Background Our cardiac center established a systematic approach for inpatient cardiovascular genetics evaluations of infants with congenital heart disease, including routine chromosomal microarray (CMA) testing. This provides a new opportunity to investigate correlation between genetic abnormalities and postoperative course. Methods and Results Infants who underwent congenital heart disease surgery as neonates (aged ≤28 days) from 2015 to 2020 were identified. Cases with trisomy 21 or 18 were excluded. Diagnostic genetic results or CMA with variant of uncertain significance were considered abnormal. We compared postoperative outcomes following initial congenital heart disease surgery in patients found to have genetic abnormality to those who had negative CMA. Among 355 eligible patients, genetics consultations or CMA were completed in 88%. A genetic abnormality was identified in 73 patients (21%), whereas 221 had negative CMA results. Genetic abnormality was associated with prematurity, extracardiac anomaly, and lower weight at surgery. Operative mortality rate was 9.6% in patients with a genetic abnormality versus 4.1% in patients without an identified genetic abnormality (P=0.080). Mortality was similar when genetic evaluations were diagnostic (9.3%) or identified a variant of uncertain significance on CMA (10.0%). Among 14 patients with 22q11.2 deletion, the 2 mortality cases had additional CMA findings. In patients without extracardiac anomaly, genetic abnormality was independently associated with increased mortality (P=0.019). CMA abnormality was not associated with postoperative length of hospitalization, extracorporeal membrane oxygenation, or >7 days to initial extubation. Conclusions Routine genetic evaluations and CMA may help to stratify mortality risk in severe congenital heart disease with syndromic or nonsyndromic presentations.

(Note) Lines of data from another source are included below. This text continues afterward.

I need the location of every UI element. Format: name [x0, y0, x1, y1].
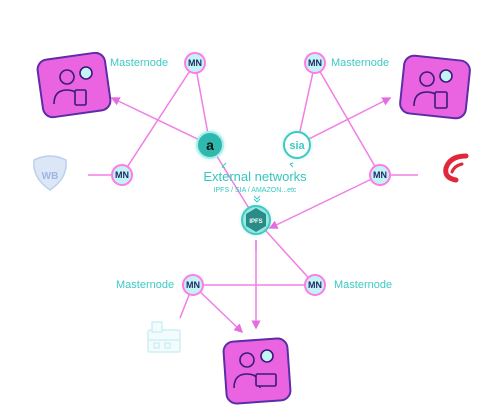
external-networks-subtitle: IPFS / SIA / AMAZON...etc — [214, 187, 297, 194]
external-arrows — [221, 162, 294, 203]
user-with-device-icon — [233, 349, 277, 389]
amazon-network-node: a — [193, 128, 227, 162]
mn-badge-label: MN — [373, 170, 387, 180]
wb-shield-logo-icon: WB — [33, 155, 67, 191]
user-with-device-icon — [413, 69, 453, 109]
masternode-badge-right: MN — [369, 164, 391, 186]
masternode-label-top-left: Masternode — [110, 57, 168, 69]
user-with-device-icon — [53, 66, 93, 106]
sia-network-node: sia — [280, 128, 314, 162]
masternode-label-bottom-right: Masternode — [334, 279, 392, 291]
mn-badge-label: MN — [188, 58, 202, 68]
svg-text:WB: WB — [42, 171, 59, 182]
building-icon — [147, 321, 181, 353]
masternode-badge-top-right: MN — [304, 52, 326, 74]
ipfs-logo-text: IPFS — [249, 219, 262, 225]
mn-badge-label: MN — [115, 170, 129, 180]
ipfs-network-node: IPFS — [238, 202, 274, 238]
red-swirl-logo-icon — [443, 153, 469, 183]
masternode-label-top-right: Masternode — [331, 57, 389, 69]
masternode-badge-left: MN — [111, 164, 133, 186]
sia-logo-text: sia — [289, 140, 305, 152]
user-card-bottom — [222, 337, 292, 405]
connection-lines — [88, 62, 418, 334]
masternode-badge-bottom-right: MN — [304, 274, 326, 296]
mn-badge-label: MN — [308, 58, 322, 68]
mn-badge-label: MN — [186, 280, 200, 290]
masternode-badge-top-left: MN — [184, 52, 206, 74]
masternode-badge-bottom-left: MN — [182, 274, 204, 296]
masternode-label-bottom-left: Masternode — [116, 279, 174, 291]
user-card-top-right — [399, 54, 471, 120]
user-card-top-left — [36, 51, 112, 119]
amazon-letter: a — [206, 137, 214, 153]
mn-badge-label: MN — [308, 280, 322, 290]
external-networks-title: External networks — [203, 169, 307, 184]
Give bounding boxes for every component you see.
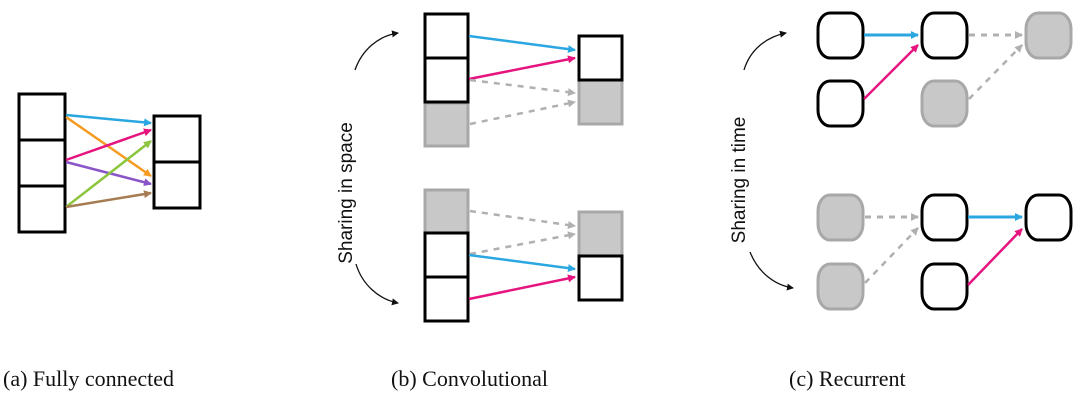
conv-bottom-group xyxy=(423,188,624,323)
inactive-input-cell xyxy=(423,101,470,148)
shared-weight-arrow xyxy=(469,231,576,256)
weight-arrow xyxy=(468,274,576,301)
input-weight-arrow xyxy=(863,44,919,100)
rnn-bottom-group xyxy=(816,193,1073,311)
hidden-state-node xyxy=(920,193,969,242)
input-node xyxy=(816,79,865,128)
inactive-input-node xyxy=(920,79,969,128)
conv-top-group xyxy=(423,12,624,148)
input-layer xyxy=(17,92,67,234)
input-cell xyxy=(423,56,470,104)
weight-arrow xyxy=(468,253,576,273)
input-cell xyxy=(17,138,67,188)
caption-fully-connected: (a) Fully connected xyxy=(3,366,175,391)
input-cell xyxy=(17,184,67,234)
weight-arrow xyxy=(468,34,576,54)
weight-arrow xyxy=(65,140,152,208)
output-cell xyxy=(577,254,624,302)
input-cell xyxy=(423,231,470,279)
shared-input-arrow xyxy=(968,44,1023,100)
hidden-state-node xyxy=(920,11,969,60)
input-cell xyxy=(17,92,67,142)
input-cell xyxy=(423,275,470,323)
output-cell xyxy=(152,114,202,164)
fully-connected-diagram xyxy=(17,92,202,234)
rnn-top-group xyxy=(816,11,1073,128)
output-layer xyxy=(152,114,202,210)
sharing-in-time-label: Sharing in time xyxy=(729,117,750,244)
convolutional-diagram: Sharing in space xyxy=(336,12,624,323)
curved-arrow-icon xyxy=(355,263,399,306)
inactive-input-cell xyxy=(423,188,470,235)
weight-arrow xyxy=(65,113,152,127)
caption-recurrent: (c) Recurrent xyxy=(789,366,906,391)
recurrent-diagram: Sharing in time xyxy=(729,11,1073,311)
inactive-hidden-state-node xyxy=(816,193,865,242)
shared-weight-arrow xyxy=(469,78,576,97)
input-node xyxy=(920,262,969,311)
output-cell xyxy=(577,34,624,82)
shared-weight-arrow xyxy=(469,99,576,126)
weight-arrow xyxy=(468,55,576,81)
caption-convolutional: (b) Convolutional xyxy=(391,366,549,391)
sharing-in-space-label: Sharing in space xyxy=(336,122,357,264)
shared-input-arrow xyxy=(864,227,919,284)
hidden-state-node xyxy=(1024,193,1073,242)
curved-arrow-icon xyxy=(749,251,794,291)
weight-arrow xyxy=(65,128,152,162)
weight-arrow xyxy=(65,115,152,178)
inactive-output-cell xyxy=(577,210,624,258)
input-cell xyxy=(423,12,470,60)
input-weight-arrow xyxy=(967,228,1023,286)
inactive-output-cell xyxy=(577,78,624,126)
curved-arrow-icon xyxy=(354,30,399,71)
output-cell xyxy=(152,160,202,210)
inactive-input-node xyxy=(816,262,865,311)
shared-weight-arrow xyxy=(469,209,576,229)
inactive-hidden-state-node xyxy=(1024,11,1073,60)
curved-arrow-icon xyxy=(743,30,787,71)
weight-arrow xyxy=(65,190,152,209)
hidden-state-node xyxy=(816,11,865,60)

Keywords: cardiothoracic surgery; chromosomal microarray; congenital heart disease; copy‐number variants; genetics.

Figure 1. Overview of study population.

Asterisk (*) indicates the 294 patients who were included for the analysis of postoperative outcomes. Genetic abnormality was defined as CNV or genetic diagnosis established by geneticist consultation. CHD indicates congenital heart disease; CMA, chromosomal microarray; CNV, copy‐number variant; and VUS, variant of uncertain significance.

Figure 2. Results of multivariate analysis for characteristics associated with operative mortality among neonates without extracardiac anomaly.

Log odds ratios depicted on the x axis are estimated through multivariate logistic regression model. CHD indicates congenital heart disease; and STAT, Society of Thoracic Surgeons‐European Association for Cardio‐Thoracic Surgery.